Par la rédaction de Kivu24.
Le monde retient son souffle en ce lundi 23 mars 2026: l’ultimatum lancé par le président américain Donald Trump à l’Iran expire ce soir à 23h44 GMT (soit environ 01h44 le 24 mars à Téhéran). Trump a exigé la réouverture complète et sans menace du détroit d’Hormuz dans un délai de 48 heures, sous peine de voir les États-Unis « hit and obliterate » (frapper et anéantir) les centrales électriques iraniennes, en commençant par la plus grande. Posté sur Truth Social samedi soir à exactement 23h44 GMT, le message est sans équivoque: « If Iran doesn’t FULLY OPEN, WITHOUT THREAT, the Strait of Hormuz, within 48 HOURS from this exact point in time, the United States of America will hit and obliterate their various POWER PLANTS, STARTING WITH THE BIGGEST ONE FIRST ! » À quelques heures de l’échéance, Téhéran reste inflexible et multiplie les contre-menaces.
Réponse iranienne: fermeture totale et frappes sur le Golfe.
Les Gardiens de la Révolution (IRGC) ont déclaré que le détroit serait complètement fermé et ne rouvrirait pas avant la reconstruction des centrales touchées en cas d’attaque américaine. Téhéran affirme que le passage reste théoriquement ouvert aux navires non liés aux « ennemis » (USA, Israël et alliés), mais les restrictions (inspections, frais exorbitants) rendent le trafic quasi impossible. Le porte-parole militaire iranien et le président du Parlement ont averti que toute frappe sur les infrastructures énergétiques iraniennes légitimerait des ripostes symétriques: attaques sur les sites pétroliers, électriques, de communication et surtout les usines de dessalement d’eau vitales pour les pays du Golfe (Émirats arabes unis, Arabie saoudite, Bahreïn, Qatar), où se trouvent de nombreuses bases américaines. Ces installations produisent l’essentiel de l’eau potable dans une région désertique, une menace qualifiée de « guerre de l’eau » par certains analystes.
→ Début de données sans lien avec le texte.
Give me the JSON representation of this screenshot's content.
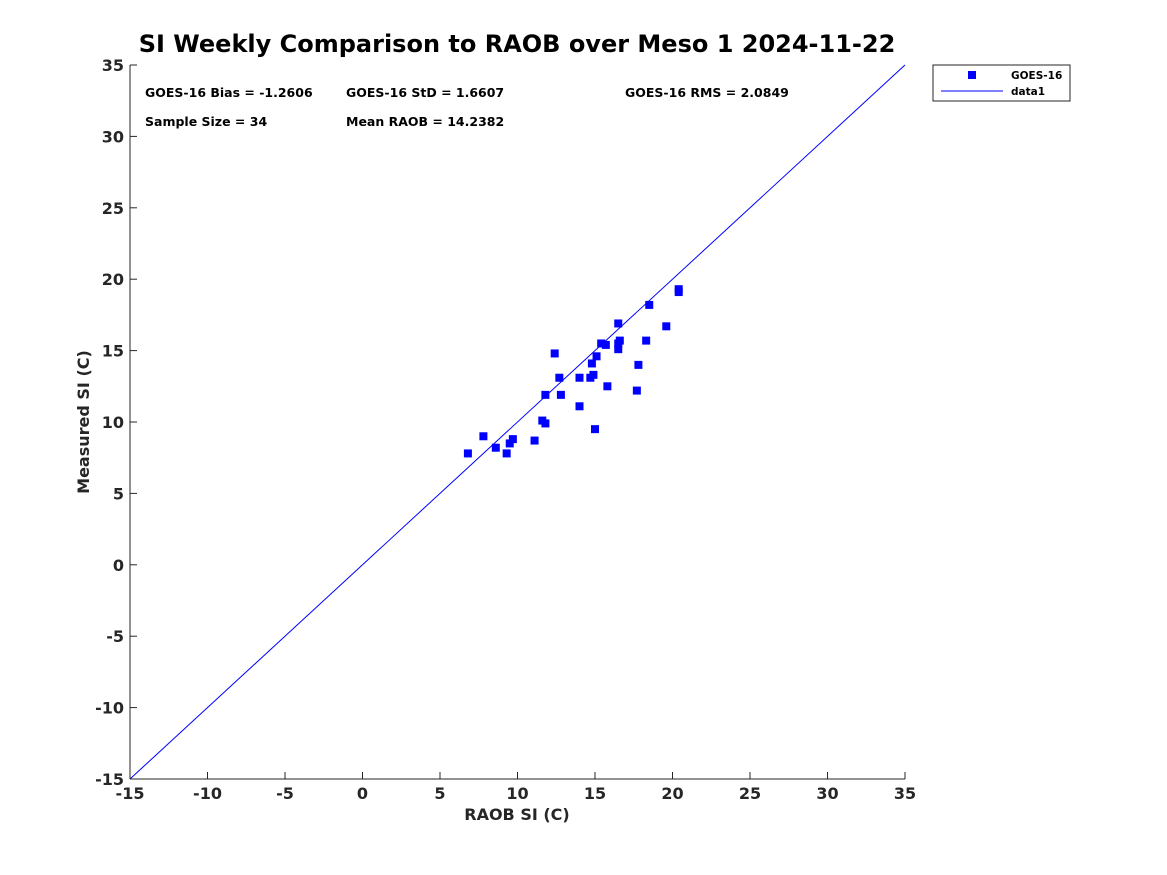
{
  "chart_data": {
    "type": "scatter",
    "title": "SI Weekly Comparison to RAOB over Meso 1 2024-11-22",
    "xlabel": "RAOB SI (C)",
    "ylabel": "Measured SI (C)",
    "xlim": [
      -15,
      35
    ],
    "ylim": [
      -15,
      35
    ],
    "xticks": [
      -15,
      -10,
      -5,
      0,
      5,
      10,
      15,
      20,
      25,
      30,
      35
    ],
    "yticks": [
      -15,
      -10,
      -5,
      0,
      5,
      10,
      15,
      20,
      25,
      30,
      35
    ],
    "grid": false,
    "legend_position": "outside-top-right",
    "series": [
      {
        "name": "GOES-16",
        "marker": "square",
        "color": "#0000ff",
        "points": [
          [
            6.8,
            7.8
          ],
          [
            7.8,
            9.0
          ],
          [
            8.6,
            8.2
          ],
          [
            9.3,
            7.8
          ],
          [
            9.5,
            8.5
          ],
          [
            9.7,
            8.8
          ],
          [
            11.1,
            8.7
          ],
          [
            11.6,
            10.1
          ],
          [
            11.8,
            9.9
          ],
          [
            11.8,
            11.9
          ],
          [
            12.4,
            14.8
          ],
          [
            12.7,
            13.1
          ],
          [
            12.8,
            11.9
          ],
          [
            14.0,
            11.1
          ],
          [
            14.0,
            13.1
          ],
          [
            14.7,
            13.1
          ],
          [
            14.8,
            14.1
          ],
          [
            14.9,
            13.3
          ],
          [
            15.0,
            9.5
          ],
          [
            15.1,
            14.6
          ],
          [
            15.4,
            15.5
          ],
          [
            15.7,
            15.4
          ],
          [
            15.8,
            12.5
          ],
          [
            16.5,
            16.9
          ],
          [
            16.5,
            15.1
          ],
          [
            16.5,
            15.5
          ],
          [
            16.6,
            15.7
          ],
          [
            17.7,
            12.2
          ],
          [
            17.8,
            14.0
          ],
          [
            18.3,
            15.7
          ],
          [
            18.5,
            18.2
          ],
          [
            19.6,
            16.7
          ],
          [
            20.4,
            19.1
          ],
          [
            20.4,
            19.3
          ]
        ]
      },
      {
        "name": "data1",
        "type": "line",
        "color": "#0000ff",
        "points": [
          [
            -15,
            -15
          ],
          [
            35,
            35
          ]
        ]
      }
    ],
    "annotations": [
      "GOES-16 Bias = -1.2606",
      "GOES-16 StD = 1.6607",
      "GOES-16 RMS = 2.0849",
      "Sample Size = 34",
      "Mean RAOB = 14.2382"
    ]
  }
}
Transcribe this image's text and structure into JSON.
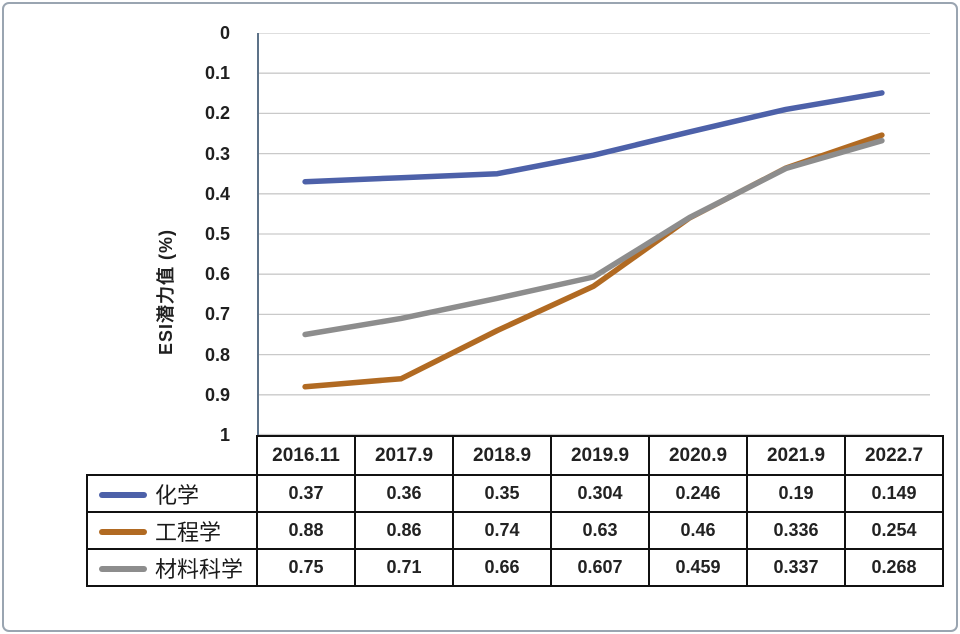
{
  "figure": {
    "background": "#ffffff",
    "frame_border_color": "#9aa5b1"
  },
  "chart_data": {
    "type": "line",
    "title": "",
    "ylabel": "ESI潜力值 (%)",
    "xlabel": "",
    "x": [
      "2016.11",
      "2017.9",
      "2018.9",
      "2019.9",
      "2020.9",
      "2021.9",
      "2022.7"
    ],
    "series": [
      {
        "name": "化学",
        "color": "#4d61a9",
        "values": [
          0.37,
          0.36,
          0.35,
          0.304,
          0.246,
          0.19,
          0.149
        ]
      },
      {
        "name": "工程学",
        "color": "#b16a22",
        "values": [
          0.88,
          0.86,
          0.74,
          0.63,
          0.46,
          0.336,
          0.254
        ]
      },
      {
        "name": "材料科学",
        "color": "#8d8d8d",
        "values": [
          0.75,
          0.71,
          0.66,
          0.607,
          0.459,
          0.337,
          0.268
        ]
      }
    ],
    "ylim": [
      0,
      1
    ],
    "y_axis_inverted": true,
    "yticks": [
      0,
      0.1,
      0.2,
      0.3,
      0.4,
      0.5,
      0.6,
      0.7,
      0.8,
      0.9,
      1
    ],
    "grid": true,
    "gridline_color": "#c9c9c9",
    "axis_line_color": "#5d7288",
    "table_border_color": "#111111",
    "legend_position": "table-left",
    "line_width": 5.5
  }
}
Impacts immédiats: marchés en panique, pétrole volatile. Le détroit d’Hormuz, par où transite environ 20% du pétrole mondial, reste effectivement bloqué ou très perturbé depuis des semaines. Le trafic a chuté drastiquement, avec des milliers de tankers en attente ou reroutés. Les prix du brut WTI et Brent oscillent violemment ce lundi matin, avec des hausses liées aux craintes d’une fermeture prolongée et des baisses sur des rumeurs de négociations de dernière minute. Les marchés asiatiques ont ouvert en forte baisse, les valeurs refuges (or, yen, dollar) grimpent, et l’Agence internationale de l’énergie (AIE) alerte sur un risque de crise énergétique mondiale historique. Les prix du gaz en Europe ont déjà bondi de plus de 35 % la semaine dernière. Contexte du conflit en quatrième semaineLe conflit US-Israël contre l’Iran, entré dans sa quatrième semaine, a vu des frappes massives dès fin février (élimination du Guide suprême, attaques sur sites nucléaires). Malgré des signaux contradictoires de Trump (qui évoquait récemment une possible « réduction » des opérations), cet ultimatum marque une escalade brutale. Israël continue ses frappes et se dit prêt à contribuer à la réouverture forcée du détroit. Aucune percée diplomatique n’est visible pour l’instant. Des sources indiquent que Washington prépare des options militaires précises, tandis que Téhéran mobilise ses proxies régionaux et renforce ses positions. La tension est à son comble: une exécution de l’ultimatum ce soir pourrait plonger la région et le monde dans une escalade majeure impliquant énergie, eau et stabilité globale.